His mom still didn’t look too comfortable with the idea. She looked around the park, then down the street at their white, two story house. “Okay, okay. 4:33. Do not get distracted, buddy, or you’re grounded!”
He watched his mom leave with a big grin on his face. “YES!” Jack pumped his fist in the air, wobbled, found his balance again, and watched helplessly as his Sopwith Camel tumbled to the ground below.
It fell gracefully, in spite of its broken wing and missing propellers, and for a moment, just a moment, Jack thought it would lift again and catch flight. That, airborne, it would swoop upwards again and fly right back to him.
He was wrong. It fell to the ground hard and Jack got a sickening feeling in his gut as he lowered himself through the branches of the tree, his grubby toes curling over the smooth knots of wood. He worried the broken plane was beyond help now.
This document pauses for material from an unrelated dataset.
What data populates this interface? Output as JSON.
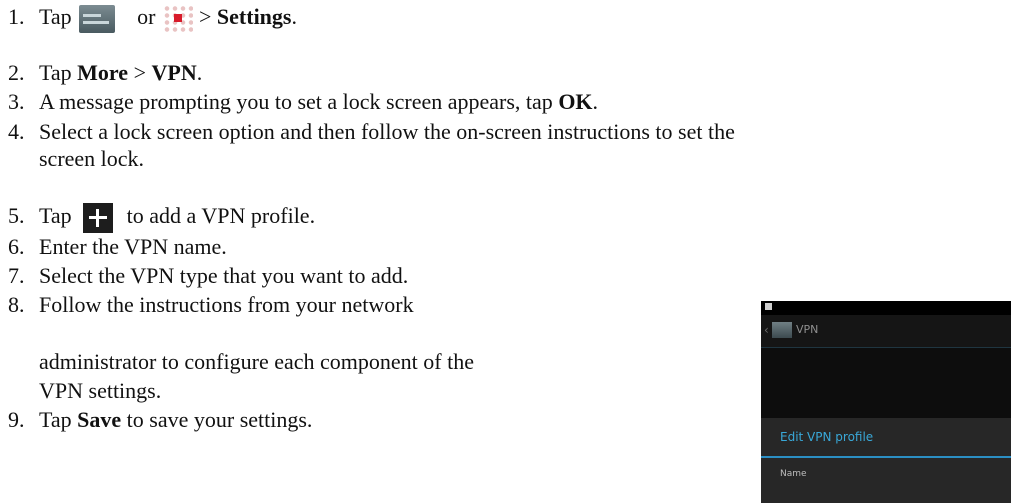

I’ve been grounded for a time, due to my cough. It is not nearly as bad as Henry’s was, back in our prisoner days, so for that I’m thankful. It’s from the gasses, and nearly everyone has the same hacking habit I do. It could certainly be worse: the hospitals are crammed with every injury you could imagine (not that you’d want to). Today I watched as they cut away the khakis of a soldier and his leg wounds were gaping open and filled with lice.
Yesterday I read of my own death which made me laugh heartily. I assure you, in case this exaggeration of my demise reaches you too, that I am alive and kicking still.
Don’t believe everything you read.
Spirits here in the military hospital are grim. Oh, it’s not as though we sit around bemoaning our fates, it’s just that most came in as boys, and are leaving (those of us lucky enough to leave at all) as men. But not brave, strong men: men with diseased lungs and half a limb apiece, and full of memories we’d just as soon forget. Not the kind of men we wanted to be.
At the start of all this, Lottie, it was like we were advancing in a football game! We all had a great time: keen even, as my American friends would describe it. We’d cut down our enemies and holler as we did so. It seemed a game. Now no one wants to play anymore.
I am well enough to leave the hospital again. Up to the skies once more – up, up, and away! Don’t forget to look up. Someday soon I will fly home to you.